24 novembre 2021
Bruit à la hauteur des joints de dilatation sur Arthur-Branchaud
Une pétition demande des correctifs sur le pont de la 20
Par: Olivier Dénommée
Une « intervention palliative » du ministère des Transports sur le pont Arthur-Branchaud, entre Belœil et Mont-Saint-Hilaire sur l’autoroute 20, sème la grogne de milliers d’usagers qui ont signé une pétition pour demander une amélioration de la situation en attendant le réasphaltage complet du pont, prévu en 2022 ou 2023. Photo François Larivière | L’Œil Régional ©

Une « intervention palliative » du ministère des Transports sur le pont Arthur-Branchaud, entre Belœil et Mont-Saint-Hilaire sur l’autoroute 20, sème la grogne de milliers d’usagers qui ont signé une pétition pour demander une amélioration de la situation en attendant le réasphaltage complet du pont, prévu en 2022 ou 2023. Photo François Larivière | L’Œil Régional ©

Des travaux sur le pont Arthur-Branchaud, traversant la rivière Richelieu entre Belœil et Mont-Saint-Hilaire sur l’autoroute 20, ont été réalisés il y a quelques semaines pour limiter les impacts des roues des véhicules sur les 15 joints de dilatation en acier se trouvant sur le pont. Mais au lieu de régler la problématique, cette intervention a amplifié le choc et le bruit, de l’avis de plusieurs utilisateurs du pont et des gens demeurant dans le secteur. Une pétition a été lancée la semaine dernière pour demander des correctifs au ministère des Transports du Québec (MTQ) et a recueilli déjà plus de 3000 noms.

Publicité
Activer le son

C’est l’Hilairemontais Justin Perrier qui a initié la pétition sur la plateforme change.org le 15 novembre. On peut y lire que « [l]es réparations de planage et d’asphaltage récentes […] ont créé plus d’impact sur les joints qu’avant. Le bruit du pont est encore pire qu’auparavant. Les sauts des voitures et camions qui passent sur le pont sont inacceptables. »
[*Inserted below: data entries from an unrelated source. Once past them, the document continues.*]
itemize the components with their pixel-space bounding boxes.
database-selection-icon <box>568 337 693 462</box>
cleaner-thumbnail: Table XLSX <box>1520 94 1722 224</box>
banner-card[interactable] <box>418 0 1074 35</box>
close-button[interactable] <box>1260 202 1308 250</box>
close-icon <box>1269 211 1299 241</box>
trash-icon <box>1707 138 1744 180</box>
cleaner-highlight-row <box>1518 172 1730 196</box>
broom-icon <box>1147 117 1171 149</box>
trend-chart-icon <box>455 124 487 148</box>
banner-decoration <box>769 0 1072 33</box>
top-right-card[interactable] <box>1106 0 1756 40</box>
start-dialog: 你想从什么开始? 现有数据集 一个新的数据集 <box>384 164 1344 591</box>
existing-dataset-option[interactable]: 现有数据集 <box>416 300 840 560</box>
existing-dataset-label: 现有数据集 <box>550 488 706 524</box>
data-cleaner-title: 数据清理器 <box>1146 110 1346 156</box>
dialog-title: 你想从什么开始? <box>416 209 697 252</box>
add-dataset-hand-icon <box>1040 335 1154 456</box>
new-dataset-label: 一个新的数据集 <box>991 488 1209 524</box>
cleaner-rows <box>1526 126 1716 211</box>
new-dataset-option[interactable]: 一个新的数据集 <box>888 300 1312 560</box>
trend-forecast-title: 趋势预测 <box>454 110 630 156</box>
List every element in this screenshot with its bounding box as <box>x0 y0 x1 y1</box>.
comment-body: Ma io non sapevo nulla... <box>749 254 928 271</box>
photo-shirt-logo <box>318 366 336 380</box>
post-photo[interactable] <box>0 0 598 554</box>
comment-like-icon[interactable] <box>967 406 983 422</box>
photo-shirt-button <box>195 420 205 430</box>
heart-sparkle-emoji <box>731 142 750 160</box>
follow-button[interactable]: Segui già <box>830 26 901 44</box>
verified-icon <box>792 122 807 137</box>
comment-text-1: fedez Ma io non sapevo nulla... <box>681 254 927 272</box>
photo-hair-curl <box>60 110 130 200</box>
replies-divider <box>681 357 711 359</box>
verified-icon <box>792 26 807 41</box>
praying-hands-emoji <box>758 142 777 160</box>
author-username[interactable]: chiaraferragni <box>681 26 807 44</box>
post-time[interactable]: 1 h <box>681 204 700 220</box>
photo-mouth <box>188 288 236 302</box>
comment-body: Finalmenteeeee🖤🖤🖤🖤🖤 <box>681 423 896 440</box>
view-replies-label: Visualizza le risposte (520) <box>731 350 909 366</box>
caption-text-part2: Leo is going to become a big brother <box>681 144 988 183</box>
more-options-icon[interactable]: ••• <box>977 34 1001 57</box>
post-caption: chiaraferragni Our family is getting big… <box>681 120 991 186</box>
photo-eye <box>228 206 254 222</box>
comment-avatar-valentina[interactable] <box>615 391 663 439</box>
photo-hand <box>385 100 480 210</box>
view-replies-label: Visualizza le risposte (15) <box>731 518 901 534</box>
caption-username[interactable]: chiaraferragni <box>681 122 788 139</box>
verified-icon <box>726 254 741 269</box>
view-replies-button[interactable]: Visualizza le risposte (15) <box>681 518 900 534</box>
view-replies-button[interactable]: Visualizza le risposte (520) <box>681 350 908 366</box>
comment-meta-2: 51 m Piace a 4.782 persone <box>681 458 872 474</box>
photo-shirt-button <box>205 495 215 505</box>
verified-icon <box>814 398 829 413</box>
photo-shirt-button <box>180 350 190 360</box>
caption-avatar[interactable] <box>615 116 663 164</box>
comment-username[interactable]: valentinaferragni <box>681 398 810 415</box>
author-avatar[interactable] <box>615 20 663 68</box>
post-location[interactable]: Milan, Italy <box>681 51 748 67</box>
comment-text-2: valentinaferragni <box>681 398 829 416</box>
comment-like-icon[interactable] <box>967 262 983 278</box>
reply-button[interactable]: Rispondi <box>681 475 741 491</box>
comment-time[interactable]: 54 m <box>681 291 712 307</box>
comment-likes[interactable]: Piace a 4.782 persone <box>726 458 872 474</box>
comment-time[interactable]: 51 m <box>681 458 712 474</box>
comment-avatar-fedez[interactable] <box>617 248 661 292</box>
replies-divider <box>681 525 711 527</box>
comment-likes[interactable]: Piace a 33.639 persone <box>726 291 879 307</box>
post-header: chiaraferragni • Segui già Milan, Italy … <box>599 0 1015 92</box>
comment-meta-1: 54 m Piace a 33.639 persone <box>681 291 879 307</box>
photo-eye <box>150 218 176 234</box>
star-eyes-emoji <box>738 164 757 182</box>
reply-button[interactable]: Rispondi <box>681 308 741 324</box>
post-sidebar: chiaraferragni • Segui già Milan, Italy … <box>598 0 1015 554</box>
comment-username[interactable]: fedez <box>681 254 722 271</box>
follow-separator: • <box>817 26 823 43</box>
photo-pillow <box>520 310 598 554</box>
La belle-mère de Justin Perrier, Marie-Josée Mitchell, appuie doublement cette pétition, à la fois comme utilisatrice du pont Arthur-Branchaud pour aller au travail et comme résidente du secteur situé à proximité du pont. « Depuis les réparations, on peut confirmer que le bruit est amplifié et que le choc est beaucoup plus intense qu’avant. On avait porté plainte auprès du MTQ, sans succès. Mais depuis le début de la pétition, c’est fou les commentaires qu’on reçoit : c’est rendu dangereux parce que certains nous disent que leur remorque a décroché ou ont perdu des outils en traversant le pont », soutient-elle. Mme Mitchell avoue qu’elle ne s’attendait pas à voir autant de signatures en si peu de temps. « On voulait seulement envoyer le message au MTQ qu’il fallait faire quelque chose. On ne demande pas qu’il n’y ait plus de bruit du tout, mais il y a moyen d’améliorer la situation. On aurait été bien contents même à cinq signatures! »

Le Ministère sur le dossier
Les instigateurs espèrent que la pétition se rendra aux oreilles du ministère des Transports. Deux porte-parole du MTQ ont confirmé que non seulement ils sont au courant de la pétition, mais que des actions sont déjà entreprises en vue d’améliorer la situation. « Les relevés sur l’état de la chaussée du pont seront normalement effectués au cours de la fin de semaine du 20 et 21 novembre, ce qui permettra de mesurer objectivement les nuisances perçues [depuis les interventions palliatives du Ministère] », assurait Miguel Vizcaino-Dubé, conseiller en communication au MTQ, vendredi. Selon lui, les données permettront « d’évaluer la situation et de valider si d’autres mesures sont requises en attendant le projet d’asphaltage du pont, qui est prévu en 2022 [ou] 2023 ».

Sa collègue Karine Abdel, elle aussi conseillère en communication, s’avoue cependant surprise des commentaires de signataires voulant que le choc cause des problématiques de sécurité aux utilisateurs du pont. « Nous n’avons pas entendu parler d’enjeux de sécurité sur le pont Arthur-Branchaud jusqu’à présent », affirme-t-elle.

La pétition « Réparation du pont de l’autoroute 20 entre Mont-St-Hilaire et Beloeil » est toujours ouverte sur le site change.org.